La posible pérdida de rentabilidad del grano podría impulsar cambios de uso de suelo que afectarían bosques y biodiversidad
IVÁN LÓPEZ/PORTAVOZ
FOTO: ALEJANDRO LÓPEZ
Ante el avance de la variabilidad climática en la Sierra Madre de Chiapas, investigadores de El Colegio de la Frontera Sur y del Centro Internacional de Agricultura Tropical advirtieron que los cafetales de sombra enfrentan un escenario cada vez más adverso, donde incendios forestales, sequías prolongadas y fenómenos hidrometeorológicos intensos comienzan a comprometer la estabilidad de uno de los sistemas productivos más representativos de la región.
A partir de las proyecciones climáticas hacia mediados de siglo, la reducción de áreas aptas para el cultivo de café arábica planteó un reordenamiento territorial forzado, en una entidad que concentró cerca del 41 por ciento de la producción nacional de café, de acuerdo con datos de la Secretaría de Agricultura y Desarrollo Rural, lo que incrementa el impacto económico potencial sobre miles de productores.
Al considerar el comportamiento reciente del clima, el aumento de temperaturas y la recurrencia de incendios forestales presionan tanto a los cafetales como a los bosques que los sostienen, en un contexto donde la comarca ha registrado más de 300 incendios forestales anuales en promedio durante los últimos años, según reportes de la Comisión Nacional Forestal.

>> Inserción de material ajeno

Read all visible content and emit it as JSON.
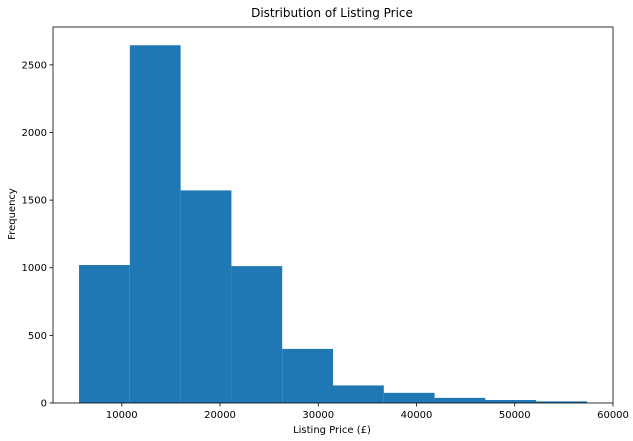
{
  "chart_data": {
    "type": "bar",
    "subtype": "histogram",
    "title": "Distribution of Listing Price",
    "xlabel": "Listing Price (£)",
    "ylabel": "Frequency",
    "bin_edges": [
      5650,
      10820,
      15990,
      21160,
      26330,
      31500,
      36670,
      41840,
      47010,
      52180,
      57350
    ],
    "values": [
      1020,
      2645,
      1572,
      1012,
      400,
      130,
      75,
      38,
      22,
      12
    ],
    "xlim": [
      3000,
      60000
    ],
    "ylim": [
      0,
      2780
    ],
    "xticks": [
      10000,
      20000,
      30000,
      40000,
      50000,
      60000
    ],
    "yticks": [
      0,
      500,
      1000,
      1500,
      2000,
      2500
    ],
    "grid": false,
    "legend": "none",
    "bar_color": "#1f77b4"
  }
}
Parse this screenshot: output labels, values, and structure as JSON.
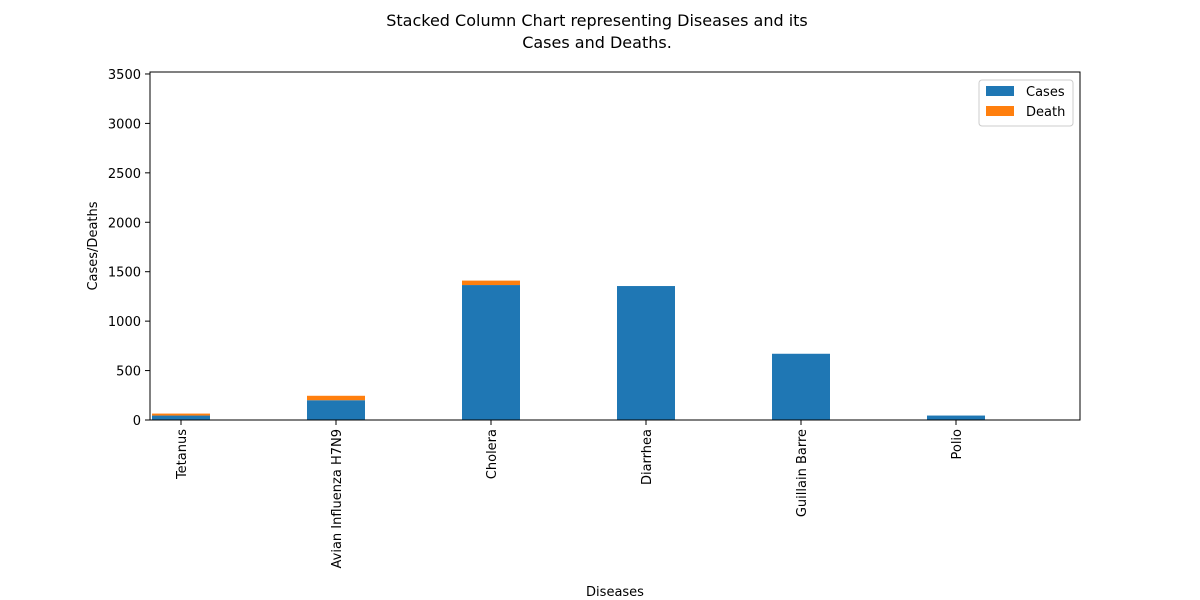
{
  "chart_data": {
    "type": "bar",
    "stacked": true,
    "title_line1": "Stacked Column Chart representing Diseases and its",
    "title_line2": "Cases and Deaths.",
    "xlabel": "Diseases",
    "ylabel": "Cases/Deaths",
    "categories": [
      "Tetanus",
      "Avian Influenza H7N9",
      "Cholera",
      "Diarrhea",
      "Guillain Barre",
      "Polio"
    ],
    "series": [
      {
        "name": "Cases",
        "color": "#1f77b4",
        "values": [
          45,
          200,
          1365,
          1355,
          670,
          45
        ]
      },
      {
        "name": "Death",
        "color": "#ff7f0e",
        "values": [
          20,
          45,
          45,
          0,
          0,
          0
        ]
      }
    ],
    "ylim": [
      0,
      3520
    ],
    "yticks": [
      0,
      500,
      1000,
      1500,
      2000,
      2500,
      3000,
      3500
    ],
    "legend_position": "top-right",
    "grid": false
  }
}
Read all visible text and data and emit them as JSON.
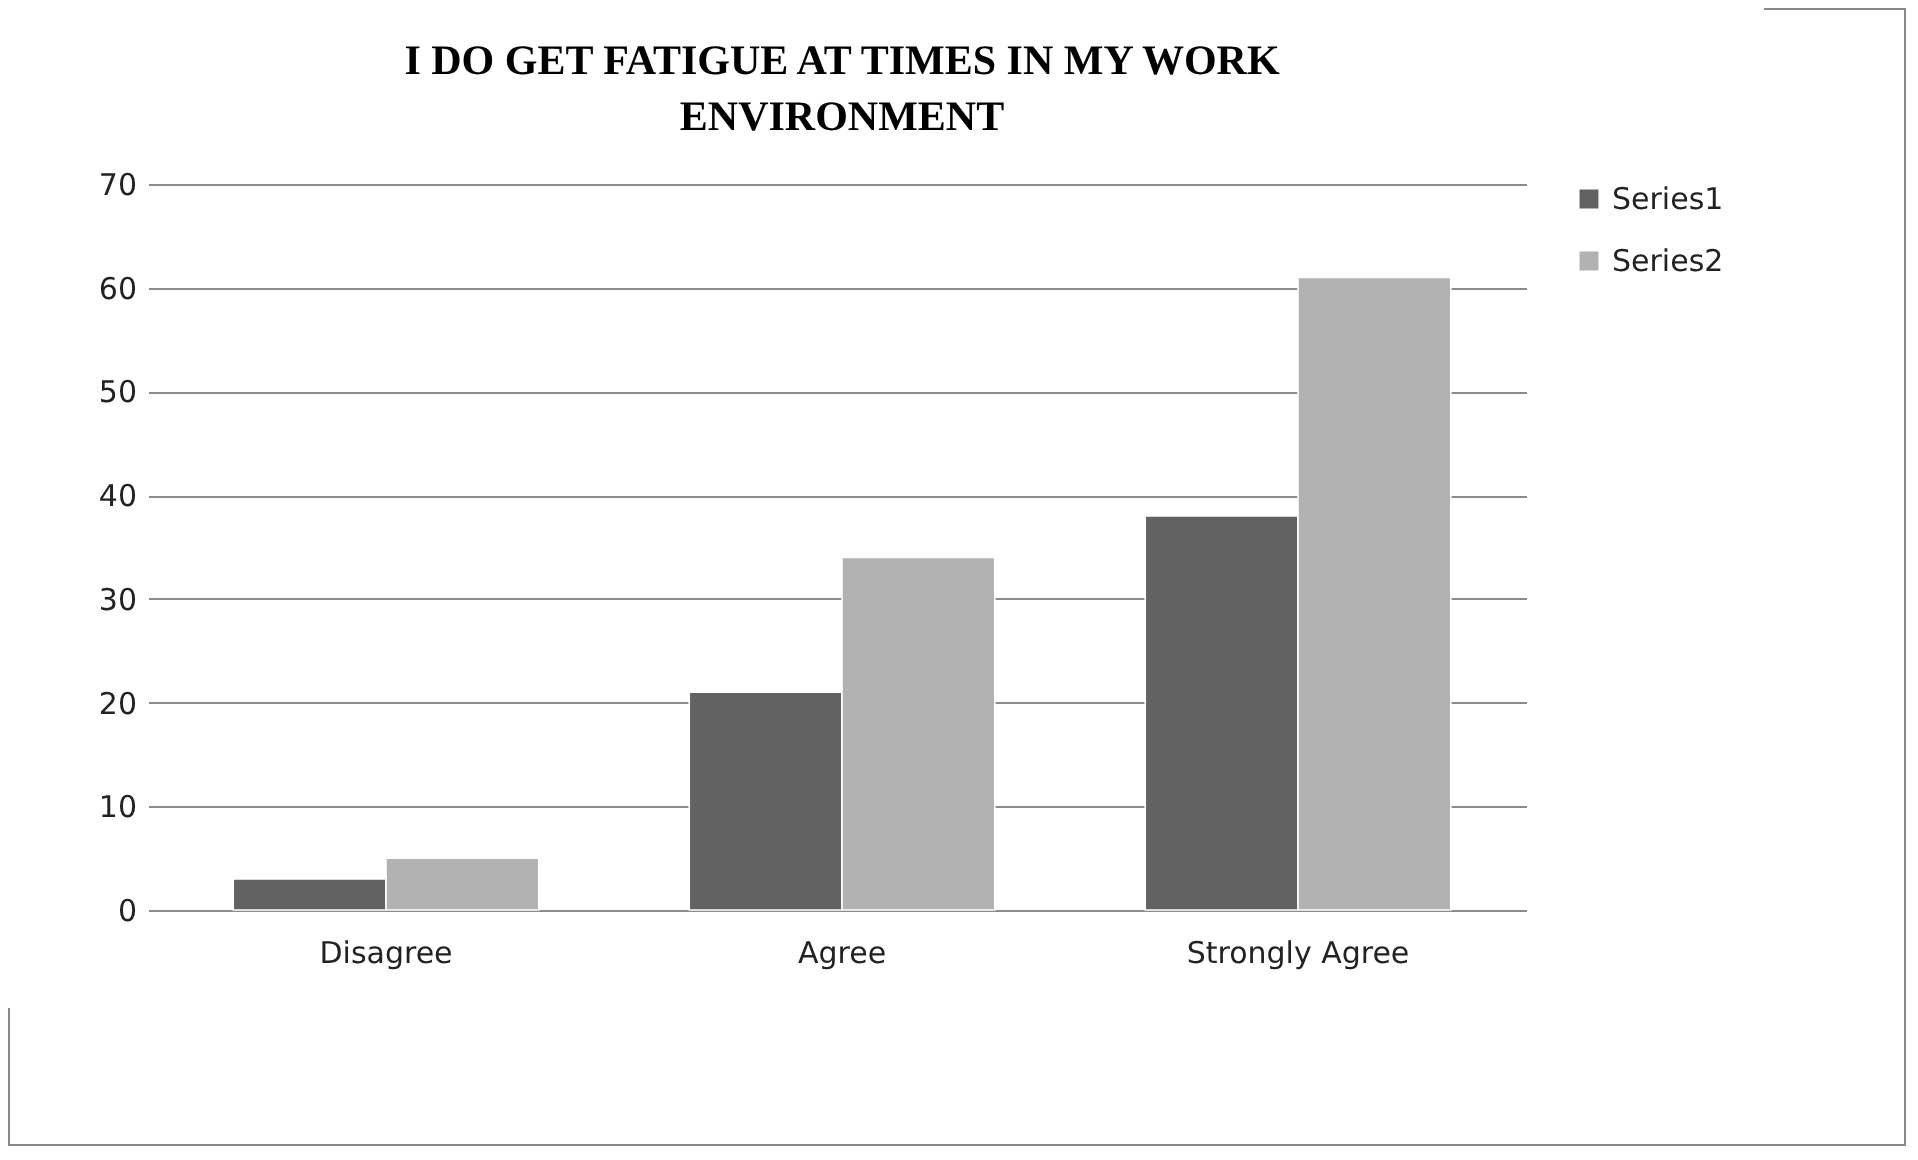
{
  "chart_data": {
    "type": "bar",
    "title": "I DO GET  FATIGUE AT  TIMES  IN  MY WORK ENVIRONMENT",
    "categories": [
      "Disagree",
      "Agree",
      "Strongly Agree"
    ],
    "series": [
      {
        "name": "Series1",
        "color": "#626262",
        "values": [
          3,
          21,
          38
        ]
      },
      {
        "name": "Series2",
        "color": "#b2b2b2",
        "values": [
          5,
          34,
          61
        ]
      }
    ],
    "ylim": [
      0,
      70
    ],
    "yticks": [
      0,
      10,
      20,
      30,
      40,
      50,
      60,
      70
    ],
    "grid": "y",
    "legend": "right"
  }
}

Mientras los huracanes y lluvias intensas elevan el riesgo de deslaves e inundaciones en zonas cafetaleras, la pérdida de rentabilidad del café de sombra podría detonar cambios de uso de suelo hacia actividades como la ganadería, en una entidad donde el 52 por ciento de la superficie presenta algún grado de degradación, de acuerdo con evaluaciones de la Secretaría de Medio Ambiente y Recursos Naturales.
Bajo este escenario, la permanencia de los cafetales de sombra adquirió un valor estratégico más allá de la producción agrícola, al considerar que estos sistemas contribuyen a la captura de carbono y a la conservación de biodiversidad en una región que alberga cerca del 30 por ciento de las especies registradas en México, según estudios de la Comisión Nacional para el Conocimiento y Uso de la Biodiversidad, lo que colocó a la crisis climática como un riesgo ambiental y económico de gran escala.